After we got home, I started working at the computer. My legs itched, and I wanted to take a shower, but I first I wanted to identify the snakes we had seen. As I worked (and still haven't found either to my satisfaction) I kept scratching my legs. I suddenly had an all-too-familiar realization, having grown up in Bryn Athyn. I knew that tickling feeling. That persistent, slow path of hairs, a slight rustle that wouldn't go away with repeated brushings.
Close inspection revealed (yes) a tick. A SMALLLLLL tick. So small lowercase doesn't do it justice. Tinier than a deer tick. As tiny as the period at the end of this sentence (and perhaps smaller, depending on your monitor resolution.)
And then the horrible realization.
The brown dots, the ones COVERING my feet? Ticks.
The dots all over my legs, crawling up? Ticks.
I showed Lisa. I discovered one of the tiny buggers on her shoulder. We said "ooouuuuugh!"
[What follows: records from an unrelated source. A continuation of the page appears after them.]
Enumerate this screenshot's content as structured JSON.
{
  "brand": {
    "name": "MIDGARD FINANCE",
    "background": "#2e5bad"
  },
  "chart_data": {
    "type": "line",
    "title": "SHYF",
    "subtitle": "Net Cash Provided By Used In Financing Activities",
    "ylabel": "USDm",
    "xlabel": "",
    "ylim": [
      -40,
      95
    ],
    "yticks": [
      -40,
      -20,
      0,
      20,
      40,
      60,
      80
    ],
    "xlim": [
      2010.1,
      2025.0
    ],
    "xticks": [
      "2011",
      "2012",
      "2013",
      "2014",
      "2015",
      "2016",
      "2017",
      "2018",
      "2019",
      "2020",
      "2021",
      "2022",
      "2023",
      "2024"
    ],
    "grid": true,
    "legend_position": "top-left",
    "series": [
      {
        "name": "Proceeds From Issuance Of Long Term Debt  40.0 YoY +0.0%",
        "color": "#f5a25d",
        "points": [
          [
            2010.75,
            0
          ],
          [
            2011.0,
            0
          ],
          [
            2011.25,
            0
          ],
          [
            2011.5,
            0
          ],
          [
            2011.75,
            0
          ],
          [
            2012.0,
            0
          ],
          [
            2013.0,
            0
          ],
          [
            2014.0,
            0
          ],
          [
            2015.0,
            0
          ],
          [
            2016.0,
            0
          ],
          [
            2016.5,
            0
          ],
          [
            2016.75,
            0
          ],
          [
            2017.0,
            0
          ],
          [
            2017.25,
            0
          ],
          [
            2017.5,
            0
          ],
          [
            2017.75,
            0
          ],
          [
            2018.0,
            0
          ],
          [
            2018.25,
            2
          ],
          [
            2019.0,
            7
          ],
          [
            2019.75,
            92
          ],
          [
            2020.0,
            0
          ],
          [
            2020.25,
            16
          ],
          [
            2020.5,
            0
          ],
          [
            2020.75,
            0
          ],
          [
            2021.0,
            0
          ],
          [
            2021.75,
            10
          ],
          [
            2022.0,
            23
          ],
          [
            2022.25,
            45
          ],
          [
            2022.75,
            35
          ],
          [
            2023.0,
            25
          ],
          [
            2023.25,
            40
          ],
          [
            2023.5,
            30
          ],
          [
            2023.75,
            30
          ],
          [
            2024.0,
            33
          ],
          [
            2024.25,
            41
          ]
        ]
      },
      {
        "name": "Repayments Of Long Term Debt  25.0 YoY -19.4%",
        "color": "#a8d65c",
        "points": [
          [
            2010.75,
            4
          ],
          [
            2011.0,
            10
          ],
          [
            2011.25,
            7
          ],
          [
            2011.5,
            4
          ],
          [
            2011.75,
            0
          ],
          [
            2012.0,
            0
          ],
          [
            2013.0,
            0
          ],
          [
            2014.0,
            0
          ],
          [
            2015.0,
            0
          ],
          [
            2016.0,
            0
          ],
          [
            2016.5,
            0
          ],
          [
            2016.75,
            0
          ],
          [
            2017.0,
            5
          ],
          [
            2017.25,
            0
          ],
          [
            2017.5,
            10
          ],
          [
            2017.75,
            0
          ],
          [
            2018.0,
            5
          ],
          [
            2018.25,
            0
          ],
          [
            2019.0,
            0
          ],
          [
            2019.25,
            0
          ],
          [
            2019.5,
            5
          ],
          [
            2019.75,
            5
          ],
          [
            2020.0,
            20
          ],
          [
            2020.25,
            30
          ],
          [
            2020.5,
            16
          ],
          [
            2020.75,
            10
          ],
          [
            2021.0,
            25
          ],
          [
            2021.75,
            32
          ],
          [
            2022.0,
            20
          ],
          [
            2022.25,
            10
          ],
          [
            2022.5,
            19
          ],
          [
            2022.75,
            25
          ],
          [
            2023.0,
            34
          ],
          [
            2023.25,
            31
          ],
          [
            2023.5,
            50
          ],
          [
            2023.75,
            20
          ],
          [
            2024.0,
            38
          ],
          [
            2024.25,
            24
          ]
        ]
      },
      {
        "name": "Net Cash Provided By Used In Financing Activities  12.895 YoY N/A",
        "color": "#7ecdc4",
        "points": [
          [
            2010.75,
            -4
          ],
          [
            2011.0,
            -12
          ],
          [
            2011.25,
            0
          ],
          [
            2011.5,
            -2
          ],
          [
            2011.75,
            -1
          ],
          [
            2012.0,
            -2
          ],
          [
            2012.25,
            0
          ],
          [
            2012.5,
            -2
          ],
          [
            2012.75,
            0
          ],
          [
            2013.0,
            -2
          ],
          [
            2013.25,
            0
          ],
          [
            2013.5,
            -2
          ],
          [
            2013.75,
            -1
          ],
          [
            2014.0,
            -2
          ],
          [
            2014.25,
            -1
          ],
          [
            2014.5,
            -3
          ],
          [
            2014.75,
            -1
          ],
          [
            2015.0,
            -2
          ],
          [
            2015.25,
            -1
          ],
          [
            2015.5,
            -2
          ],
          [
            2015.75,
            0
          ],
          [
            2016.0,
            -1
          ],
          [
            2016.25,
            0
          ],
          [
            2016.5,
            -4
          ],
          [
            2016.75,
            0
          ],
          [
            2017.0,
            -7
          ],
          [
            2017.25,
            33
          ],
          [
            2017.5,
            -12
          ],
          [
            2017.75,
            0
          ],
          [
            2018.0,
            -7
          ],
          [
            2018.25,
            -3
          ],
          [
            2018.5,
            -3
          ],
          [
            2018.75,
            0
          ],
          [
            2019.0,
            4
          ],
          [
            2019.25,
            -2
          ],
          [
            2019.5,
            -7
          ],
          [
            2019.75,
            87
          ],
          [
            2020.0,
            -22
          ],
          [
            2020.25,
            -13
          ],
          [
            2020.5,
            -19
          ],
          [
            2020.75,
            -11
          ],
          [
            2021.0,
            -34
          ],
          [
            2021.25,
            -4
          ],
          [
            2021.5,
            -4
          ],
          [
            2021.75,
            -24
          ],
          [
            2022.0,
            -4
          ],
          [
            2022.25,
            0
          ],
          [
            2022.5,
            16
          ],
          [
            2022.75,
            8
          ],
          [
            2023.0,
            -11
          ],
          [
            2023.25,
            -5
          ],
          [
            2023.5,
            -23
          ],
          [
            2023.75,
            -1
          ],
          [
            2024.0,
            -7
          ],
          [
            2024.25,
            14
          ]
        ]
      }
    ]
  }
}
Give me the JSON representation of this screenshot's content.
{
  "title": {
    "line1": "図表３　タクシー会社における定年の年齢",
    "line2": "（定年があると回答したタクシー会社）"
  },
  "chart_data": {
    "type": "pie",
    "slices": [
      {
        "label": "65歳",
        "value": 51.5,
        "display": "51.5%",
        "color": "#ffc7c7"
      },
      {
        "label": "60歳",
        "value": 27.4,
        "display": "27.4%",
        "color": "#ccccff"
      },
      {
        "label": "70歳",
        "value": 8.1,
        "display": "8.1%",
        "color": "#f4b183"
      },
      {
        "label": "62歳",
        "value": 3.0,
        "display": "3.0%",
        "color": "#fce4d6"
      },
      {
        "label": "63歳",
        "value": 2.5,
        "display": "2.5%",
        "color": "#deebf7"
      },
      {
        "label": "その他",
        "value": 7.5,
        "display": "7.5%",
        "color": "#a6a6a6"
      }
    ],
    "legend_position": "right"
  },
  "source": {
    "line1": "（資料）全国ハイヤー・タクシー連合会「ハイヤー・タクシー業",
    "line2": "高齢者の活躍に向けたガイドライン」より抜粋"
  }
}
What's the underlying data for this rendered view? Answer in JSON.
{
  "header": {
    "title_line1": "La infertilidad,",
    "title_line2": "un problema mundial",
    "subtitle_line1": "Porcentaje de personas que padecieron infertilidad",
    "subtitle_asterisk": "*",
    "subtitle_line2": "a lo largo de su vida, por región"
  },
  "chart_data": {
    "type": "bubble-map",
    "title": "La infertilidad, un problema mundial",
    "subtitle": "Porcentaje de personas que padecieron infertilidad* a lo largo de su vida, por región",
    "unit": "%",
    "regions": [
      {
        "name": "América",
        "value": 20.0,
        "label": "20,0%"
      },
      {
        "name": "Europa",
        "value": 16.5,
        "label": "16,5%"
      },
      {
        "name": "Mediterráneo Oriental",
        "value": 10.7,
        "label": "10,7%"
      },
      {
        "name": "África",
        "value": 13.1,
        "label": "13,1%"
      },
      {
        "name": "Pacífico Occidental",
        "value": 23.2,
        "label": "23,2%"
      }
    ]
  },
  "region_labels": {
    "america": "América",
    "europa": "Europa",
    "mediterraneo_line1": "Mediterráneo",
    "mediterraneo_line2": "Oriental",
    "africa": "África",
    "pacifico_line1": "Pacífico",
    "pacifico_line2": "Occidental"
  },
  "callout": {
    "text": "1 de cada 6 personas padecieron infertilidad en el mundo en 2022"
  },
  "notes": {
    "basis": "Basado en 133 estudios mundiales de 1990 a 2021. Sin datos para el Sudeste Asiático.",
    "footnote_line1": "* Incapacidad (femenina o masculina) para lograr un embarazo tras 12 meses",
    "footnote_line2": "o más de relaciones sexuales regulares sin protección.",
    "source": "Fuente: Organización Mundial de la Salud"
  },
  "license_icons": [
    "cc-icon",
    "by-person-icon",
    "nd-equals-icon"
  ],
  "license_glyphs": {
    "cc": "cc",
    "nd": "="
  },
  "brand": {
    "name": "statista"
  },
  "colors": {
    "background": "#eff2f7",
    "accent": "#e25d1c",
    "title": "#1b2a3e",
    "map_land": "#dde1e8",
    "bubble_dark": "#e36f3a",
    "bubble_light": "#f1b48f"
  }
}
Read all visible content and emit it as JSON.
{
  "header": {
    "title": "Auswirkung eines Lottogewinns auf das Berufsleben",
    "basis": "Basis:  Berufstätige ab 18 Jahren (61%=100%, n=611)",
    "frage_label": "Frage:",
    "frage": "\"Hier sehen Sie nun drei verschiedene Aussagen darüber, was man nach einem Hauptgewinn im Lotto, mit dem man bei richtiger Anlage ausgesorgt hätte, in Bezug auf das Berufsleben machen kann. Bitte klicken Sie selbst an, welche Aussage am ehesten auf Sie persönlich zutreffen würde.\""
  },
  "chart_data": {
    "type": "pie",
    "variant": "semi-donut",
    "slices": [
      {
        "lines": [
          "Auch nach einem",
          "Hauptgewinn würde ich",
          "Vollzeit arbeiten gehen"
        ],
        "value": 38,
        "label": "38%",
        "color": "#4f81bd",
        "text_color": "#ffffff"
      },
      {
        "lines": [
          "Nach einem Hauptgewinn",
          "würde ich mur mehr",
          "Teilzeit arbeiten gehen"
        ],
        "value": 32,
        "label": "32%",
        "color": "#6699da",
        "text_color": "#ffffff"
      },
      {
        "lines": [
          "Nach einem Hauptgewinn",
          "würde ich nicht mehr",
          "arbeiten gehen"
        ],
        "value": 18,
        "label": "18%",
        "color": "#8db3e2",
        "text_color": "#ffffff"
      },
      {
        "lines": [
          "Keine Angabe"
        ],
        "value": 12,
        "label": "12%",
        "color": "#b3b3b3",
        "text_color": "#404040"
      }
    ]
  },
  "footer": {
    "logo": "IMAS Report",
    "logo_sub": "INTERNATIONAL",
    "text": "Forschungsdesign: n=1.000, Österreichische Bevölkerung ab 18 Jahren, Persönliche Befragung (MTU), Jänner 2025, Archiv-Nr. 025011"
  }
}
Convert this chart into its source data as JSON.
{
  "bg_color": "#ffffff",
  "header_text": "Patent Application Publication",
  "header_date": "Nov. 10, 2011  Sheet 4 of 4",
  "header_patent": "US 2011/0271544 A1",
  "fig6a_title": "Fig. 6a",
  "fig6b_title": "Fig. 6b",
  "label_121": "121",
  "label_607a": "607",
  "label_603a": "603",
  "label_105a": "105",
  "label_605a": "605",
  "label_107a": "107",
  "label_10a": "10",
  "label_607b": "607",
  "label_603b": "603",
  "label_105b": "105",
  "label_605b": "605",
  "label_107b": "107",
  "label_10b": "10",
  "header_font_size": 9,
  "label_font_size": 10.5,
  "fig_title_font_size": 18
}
We showered. HOT. Shampoo. Apricot Facial Scrub dispensed freely and scrubbing skin like people...well, like people attempting to remove the infestation of perhaps a hundred ticks almost too small to see.
We showered more. And scrubbed more. Soap. Backbrush. OW, hot water burns the new skin.
Lisa said we should go do a thorough inspection afterwards. At first I thought she was joking but as near the end of the shower I found another one on my foot despite the scrubbing, I decided she had a point. So on went all the lights possible, and close inspection revealed: one on her ankle. Two between the toes. Another on the shin. And I was just getting started.
In the end, we both pulled (yes, pulled, because many had started to bite in) about 10-15 more each off the other. We dumped our socks into scalding water (and without turning the socks our looking hard I later counted around 30 floating on the surface) and gathered every piece of cloth (clothes, bathmat, towels to dry off, bedsheets for inspection) we had touched since coming home and threw it in the washer on hot.
We put our shoes and the backpack back in the car and set off an insect defogger in there.
I tried to keep one of them alive for torturnin' and questioning, but after being sandwiched in the sticky parts of two post-it notes and blinded by the scanner twice, he took a cyanide pill and let his little legs curl up under him.
What have I learned? I learned that all ticks go through a life cycle where, after hatching, they only have 6 legs (and are called 'seed ticks'), which is what we gave a ride across Missouri. That ticks supposedly take a day or two to insert their feeding tube, and that before that disease infection is unlikely.
And that one should wear kevlar pants (and possibly wrap their body in Saran Wrap) before going hiking in Missouri.